Mesmo assim, se há menos de uma década estava sendo fomentada a ideia de influenciar a mulher a deixar de menstruar, hoje estamos trazendo à tona pensamentos cujo cerne envolve o de que consumir hormônios sintéticos faz mal para o corpo feminino. Que devemos tomar consciência de nossos próprios corpos, da quantidade de sangue que expelimos mensalmente (vide com o entusiasmo crescente dos coletores menstruais) e como somos ou não afetadas por alterações fisiológicas que podem afetar nosso corpo ou humor.

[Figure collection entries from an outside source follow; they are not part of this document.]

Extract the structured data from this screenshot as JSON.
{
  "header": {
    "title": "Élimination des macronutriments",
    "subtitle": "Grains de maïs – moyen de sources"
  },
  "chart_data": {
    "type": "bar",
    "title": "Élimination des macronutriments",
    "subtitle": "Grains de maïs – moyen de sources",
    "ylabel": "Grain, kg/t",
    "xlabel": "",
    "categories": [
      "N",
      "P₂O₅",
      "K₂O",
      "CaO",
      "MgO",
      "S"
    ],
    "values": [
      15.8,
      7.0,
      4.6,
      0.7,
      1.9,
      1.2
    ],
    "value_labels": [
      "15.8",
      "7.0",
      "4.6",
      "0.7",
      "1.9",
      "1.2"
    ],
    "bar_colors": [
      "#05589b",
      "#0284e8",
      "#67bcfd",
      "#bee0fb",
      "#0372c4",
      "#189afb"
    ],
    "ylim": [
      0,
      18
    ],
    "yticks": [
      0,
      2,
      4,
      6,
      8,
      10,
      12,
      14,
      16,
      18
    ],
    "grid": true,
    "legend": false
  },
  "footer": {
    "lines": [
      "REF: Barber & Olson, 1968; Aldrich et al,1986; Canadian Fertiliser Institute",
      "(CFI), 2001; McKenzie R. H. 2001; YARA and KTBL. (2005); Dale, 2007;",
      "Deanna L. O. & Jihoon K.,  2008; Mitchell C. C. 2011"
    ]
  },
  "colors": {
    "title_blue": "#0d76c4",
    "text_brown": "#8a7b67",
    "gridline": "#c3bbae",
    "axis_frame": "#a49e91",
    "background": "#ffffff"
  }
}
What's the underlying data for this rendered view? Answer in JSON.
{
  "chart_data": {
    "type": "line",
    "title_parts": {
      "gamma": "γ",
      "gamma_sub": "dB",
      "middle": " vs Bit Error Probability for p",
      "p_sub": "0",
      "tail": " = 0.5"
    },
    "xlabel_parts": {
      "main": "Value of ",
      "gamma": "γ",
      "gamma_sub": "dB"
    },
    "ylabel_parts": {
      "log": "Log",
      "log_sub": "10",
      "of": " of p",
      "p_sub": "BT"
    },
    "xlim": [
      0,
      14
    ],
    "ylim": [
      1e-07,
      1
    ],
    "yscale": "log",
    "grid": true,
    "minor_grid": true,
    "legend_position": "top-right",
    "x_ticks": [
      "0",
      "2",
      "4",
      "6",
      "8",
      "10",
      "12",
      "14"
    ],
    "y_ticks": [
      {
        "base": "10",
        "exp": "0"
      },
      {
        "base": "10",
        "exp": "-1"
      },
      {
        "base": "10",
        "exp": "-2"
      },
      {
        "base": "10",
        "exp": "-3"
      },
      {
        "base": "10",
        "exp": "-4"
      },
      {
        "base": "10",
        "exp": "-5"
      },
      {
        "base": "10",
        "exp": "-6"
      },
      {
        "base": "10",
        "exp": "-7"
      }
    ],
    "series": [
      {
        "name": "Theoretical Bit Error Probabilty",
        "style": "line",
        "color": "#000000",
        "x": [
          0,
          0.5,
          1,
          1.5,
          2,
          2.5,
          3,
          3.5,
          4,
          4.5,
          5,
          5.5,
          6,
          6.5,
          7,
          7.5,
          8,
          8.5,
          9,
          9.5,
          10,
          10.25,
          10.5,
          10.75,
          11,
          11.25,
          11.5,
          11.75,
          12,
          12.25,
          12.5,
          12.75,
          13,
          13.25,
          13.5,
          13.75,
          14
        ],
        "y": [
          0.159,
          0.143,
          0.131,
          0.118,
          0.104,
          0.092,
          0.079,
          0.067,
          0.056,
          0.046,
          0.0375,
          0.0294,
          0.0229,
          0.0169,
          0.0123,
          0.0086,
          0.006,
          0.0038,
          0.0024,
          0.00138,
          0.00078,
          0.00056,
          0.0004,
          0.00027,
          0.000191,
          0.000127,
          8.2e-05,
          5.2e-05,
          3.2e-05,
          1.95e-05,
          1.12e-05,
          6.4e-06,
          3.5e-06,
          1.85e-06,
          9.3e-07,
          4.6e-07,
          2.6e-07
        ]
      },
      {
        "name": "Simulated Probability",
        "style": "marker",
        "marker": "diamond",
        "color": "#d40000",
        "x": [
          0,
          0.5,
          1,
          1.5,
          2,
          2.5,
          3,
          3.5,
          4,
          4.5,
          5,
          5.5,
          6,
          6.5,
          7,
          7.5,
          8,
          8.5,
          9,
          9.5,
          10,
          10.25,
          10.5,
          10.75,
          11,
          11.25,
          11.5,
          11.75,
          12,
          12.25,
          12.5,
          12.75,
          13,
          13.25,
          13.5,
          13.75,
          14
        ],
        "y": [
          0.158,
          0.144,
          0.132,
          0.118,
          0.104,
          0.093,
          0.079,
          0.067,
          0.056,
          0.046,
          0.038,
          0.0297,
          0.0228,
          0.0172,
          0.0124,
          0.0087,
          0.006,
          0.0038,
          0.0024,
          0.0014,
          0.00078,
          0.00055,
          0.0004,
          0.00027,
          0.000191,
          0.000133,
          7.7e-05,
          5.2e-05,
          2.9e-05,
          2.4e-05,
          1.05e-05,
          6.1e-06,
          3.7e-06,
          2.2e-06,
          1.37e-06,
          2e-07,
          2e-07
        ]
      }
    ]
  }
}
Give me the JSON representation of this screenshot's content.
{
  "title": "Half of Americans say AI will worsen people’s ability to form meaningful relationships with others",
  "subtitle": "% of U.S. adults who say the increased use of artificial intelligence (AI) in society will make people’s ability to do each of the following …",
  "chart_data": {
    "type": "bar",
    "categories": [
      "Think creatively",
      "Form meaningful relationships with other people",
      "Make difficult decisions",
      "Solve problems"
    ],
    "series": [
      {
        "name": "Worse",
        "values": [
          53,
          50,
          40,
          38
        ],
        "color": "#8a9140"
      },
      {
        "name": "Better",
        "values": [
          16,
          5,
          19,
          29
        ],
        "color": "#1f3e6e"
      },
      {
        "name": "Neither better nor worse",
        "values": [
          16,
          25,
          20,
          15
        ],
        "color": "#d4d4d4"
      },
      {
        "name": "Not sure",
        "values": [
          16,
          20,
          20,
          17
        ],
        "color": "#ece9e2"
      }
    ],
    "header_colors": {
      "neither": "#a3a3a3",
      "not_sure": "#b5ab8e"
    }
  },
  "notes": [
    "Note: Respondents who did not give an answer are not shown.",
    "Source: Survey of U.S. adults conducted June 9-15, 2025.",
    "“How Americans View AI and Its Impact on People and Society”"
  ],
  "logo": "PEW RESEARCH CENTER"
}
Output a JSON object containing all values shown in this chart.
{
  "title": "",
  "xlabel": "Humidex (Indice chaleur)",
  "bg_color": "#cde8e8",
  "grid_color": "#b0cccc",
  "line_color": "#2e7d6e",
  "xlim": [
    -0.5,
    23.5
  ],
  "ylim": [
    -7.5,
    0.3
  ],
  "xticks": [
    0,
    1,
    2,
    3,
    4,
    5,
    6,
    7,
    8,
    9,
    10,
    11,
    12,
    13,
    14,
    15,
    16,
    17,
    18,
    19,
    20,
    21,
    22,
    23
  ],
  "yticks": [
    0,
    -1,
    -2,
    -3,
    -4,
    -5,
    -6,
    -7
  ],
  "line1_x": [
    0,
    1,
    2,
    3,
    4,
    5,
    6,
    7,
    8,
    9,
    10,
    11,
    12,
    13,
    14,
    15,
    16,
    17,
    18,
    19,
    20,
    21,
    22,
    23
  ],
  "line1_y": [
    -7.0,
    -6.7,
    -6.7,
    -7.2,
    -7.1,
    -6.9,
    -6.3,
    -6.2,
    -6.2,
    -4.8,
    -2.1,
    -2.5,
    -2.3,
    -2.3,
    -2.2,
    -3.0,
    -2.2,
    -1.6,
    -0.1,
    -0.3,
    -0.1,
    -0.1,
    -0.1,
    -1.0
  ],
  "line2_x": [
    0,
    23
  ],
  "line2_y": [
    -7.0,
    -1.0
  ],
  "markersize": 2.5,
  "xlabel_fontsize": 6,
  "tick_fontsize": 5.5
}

Querendo ou não, ainda vivemos numa sociedade cujo pensamento vigente é de que o descontentamento feminino é causado por tensões pré-menstruais ou que este ciclo é, na verdade, algo sujo, do qual deve-se manter distância. Enganam-se. A menarca marca apenas e tão somente uma faceta dos ciclos do corpo feminino, uma de suas características principais que fazem parte de seu corpo e sistema reprodutivo. Ela mostra a comunhão do feminino com os ciclos lunares, a purificação de um corpo que se preparou para a fecundação por um mês sem que tivesse cumprido com essa função. E assim como o líquido branco que sai do falo é venerado por aqui, assim deveria ser com o líquido vermelho que é liberado entre as pernas femininas.
Esse sangue não é sujo, esse sangue não é velho. Esse sangue faz parte dos ciclos do corpo feminino e, definitivamente, não há nenhum mal nisso.